Salmonella can’t survive well in peanut butter. It can’t multiply there, and has a hard time even living. Somewhere between two and six weeks after bottling, any salmonella in peanut butter is gone from natural peanut butter and unsweetened peanut butter by the time it hits the store in almost every situation.

Some ingredients help the salmonella survive longer. Sugar is one of them. Some other sweeteners act the same as sugar, giving the salmonella a carbohydrate fix that helps it last a bit longer. More sugar, longer living salmonella.

Even so, within about 12 to 20 weeks, the salmonella is completely gone (even in cooler temperatures which prolong the life of the bacteria). And here we have the reasoning for salmonella outbreaks when the economy is in the toilet…

It means that our peanut butter reserves in warehouses have run short. The peanut butter is spending less time in storage between packaging and the store. It isn’t having enough time for the salmonella to completely die off.

This is a bit alarming when you think about it. If the economy is so bad that we are down to a few weeks supply of peanut butter in our nation, then things are worse than they may appear on the surface. Peanut butter doesn’t lie.

So, what does this mean to you, and how can you be sure you are eating safe food? It has nothing to do with the government – there are a few simple things you can do to make sure your peanut butter isn’t going to make you sick.
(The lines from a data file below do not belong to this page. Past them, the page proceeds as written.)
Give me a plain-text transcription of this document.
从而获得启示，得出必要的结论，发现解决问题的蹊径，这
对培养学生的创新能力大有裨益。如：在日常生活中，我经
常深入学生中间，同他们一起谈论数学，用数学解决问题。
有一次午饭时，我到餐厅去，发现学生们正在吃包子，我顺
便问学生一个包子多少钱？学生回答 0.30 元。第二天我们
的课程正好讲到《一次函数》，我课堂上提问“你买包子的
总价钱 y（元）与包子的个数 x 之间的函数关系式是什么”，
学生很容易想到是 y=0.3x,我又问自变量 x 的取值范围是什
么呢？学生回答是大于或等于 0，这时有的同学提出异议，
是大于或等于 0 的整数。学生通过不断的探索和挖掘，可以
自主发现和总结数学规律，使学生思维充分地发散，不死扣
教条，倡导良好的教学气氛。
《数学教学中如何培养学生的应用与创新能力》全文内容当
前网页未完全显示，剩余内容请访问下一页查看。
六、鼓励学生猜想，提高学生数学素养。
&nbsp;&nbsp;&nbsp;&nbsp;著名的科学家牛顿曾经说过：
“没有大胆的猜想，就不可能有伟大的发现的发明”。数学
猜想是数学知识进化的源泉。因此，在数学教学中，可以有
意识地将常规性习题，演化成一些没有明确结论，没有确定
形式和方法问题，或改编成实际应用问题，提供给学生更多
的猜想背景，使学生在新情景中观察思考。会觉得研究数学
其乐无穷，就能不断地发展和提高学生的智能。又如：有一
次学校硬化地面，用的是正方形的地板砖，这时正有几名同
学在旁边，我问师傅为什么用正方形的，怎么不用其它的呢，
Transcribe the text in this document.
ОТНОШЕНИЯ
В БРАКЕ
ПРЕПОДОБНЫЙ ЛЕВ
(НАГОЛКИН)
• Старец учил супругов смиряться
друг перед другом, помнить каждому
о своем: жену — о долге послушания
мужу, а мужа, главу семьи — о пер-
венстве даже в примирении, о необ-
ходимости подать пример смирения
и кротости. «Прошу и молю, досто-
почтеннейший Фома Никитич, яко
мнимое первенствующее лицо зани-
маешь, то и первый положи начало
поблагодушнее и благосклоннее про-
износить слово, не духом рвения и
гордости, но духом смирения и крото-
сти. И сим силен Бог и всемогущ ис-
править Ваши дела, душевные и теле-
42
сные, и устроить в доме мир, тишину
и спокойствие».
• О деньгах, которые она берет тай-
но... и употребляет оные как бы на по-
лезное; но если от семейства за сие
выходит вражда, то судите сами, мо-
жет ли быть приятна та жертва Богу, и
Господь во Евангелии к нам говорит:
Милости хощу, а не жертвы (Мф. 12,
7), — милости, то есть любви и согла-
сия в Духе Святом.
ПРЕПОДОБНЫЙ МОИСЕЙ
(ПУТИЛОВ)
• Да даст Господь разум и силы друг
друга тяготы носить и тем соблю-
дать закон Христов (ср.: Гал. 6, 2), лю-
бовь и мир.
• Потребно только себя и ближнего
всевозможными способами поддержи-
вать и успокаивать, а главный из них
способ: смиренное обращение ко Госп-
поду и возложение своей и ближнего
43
  1. Buy natural peanut butter. Peanut butter without sugar is best.
  2. Keep natural peanut butter sealed, at room temperature, for 2-3 weeks before using.
  3. Keep sugared peanut butter sealed, at room temperature, for 6-10 weeks if you can, before using. This means having a supply on hand to use from.
  4. If you make fresh peanut butter, do not add sugar, and store it at room temperature for three weeks before using – the salmonella comes from the fresh peanuts, not from the packaging systems. Give it time to die.
  5. DO NOT REFRIGERATE UNOPENED PEANUT BUTTER! Store at room temp, NOT in a root cellar or cold storage. Salmonella survives LONGER when refrigerated.

No need to recall “contaminated” peanut butter, just set aside unopened jars for use later. Truth is, probably a lot of what comes to your table was contaminated at one time – but the salmonella has had time to die in storage, and is no longer a risk.

The problem here is not that peanuts can be contaminated. We will never be able to stop them from being contaminated, and we won’t really be able to stop some of those little beasties from surviving the hot bath of processing and preserving.

The real problem is that our economy is so badly damaged that people are using far more than is being produced, resulting in a depletion of stored supplies. Under normal conditions, the commercial storage and distribution system has a built-in mechanism to ensure that the peanut butter is safe by the time it reaches your home. It is only in this kind of hard times when that falls apart because of abnormally high demand.

The long term national solution is to elect a man who actually cares about fixing the economy instead of re-electing someone bent on destroying it further. A reduction in government regulations, which allows businesses to flourish and hire again, will solve the problem of the peanut butter – no new regulation is needed (quite the opposite).

The personal solution is much simpler. Just make sure your peanut butter is old enough to be safe.